In my experience, there are different attitudes towards charging which are dependent upon the Sentencing Tribunal. Magistrates seem to like having the individual charges described to them whereas the Crown Court prefer the case presented “in a nutshell”.
I have regularly drafted 12 to 15 charge, summonses which, when the case has been sent to Crown Court, had been re-drafted by learned Counsel, Mr Joseph Hart of Deans Court Chambers, who likes to cover four aspects of fire safety within his indictments.
Mr Hart prefers, where possible, to cover:-
- The planning and preparation of fire safety measures
- Management and training of personnel
- Maintenance and provision of fire safety equipment
- Reaction and response to known issues and emergency situations (for example prohibition and enforcement notices or post-fire reactivity).

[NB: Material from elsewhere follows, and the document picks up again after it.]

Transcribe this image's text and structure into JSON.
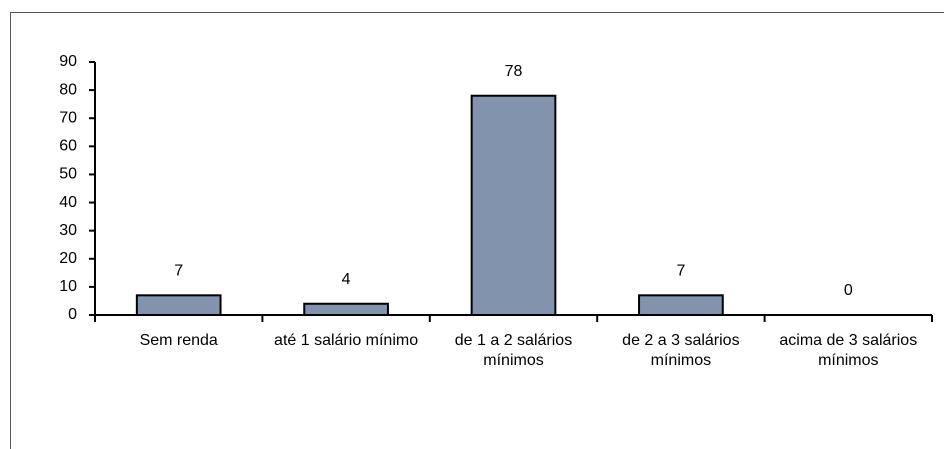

Joseph Hart has conducted a large number of fire safety cases under the FSO, and he believes that the Crown Court usually prefers to deal with these separate aspects of offending and will draft the various charges on the indictment to cover these principles.
My view is that the FSO was devised in a careful and considered way to include specific breaches relevant to all the circumstances. As such I believe that individual Articles should be used in the appropriate cases but the most important point is that the Court gets the message as to the most significant factors which contributed to the risk of death or serious injury so that it can sentence accordingly.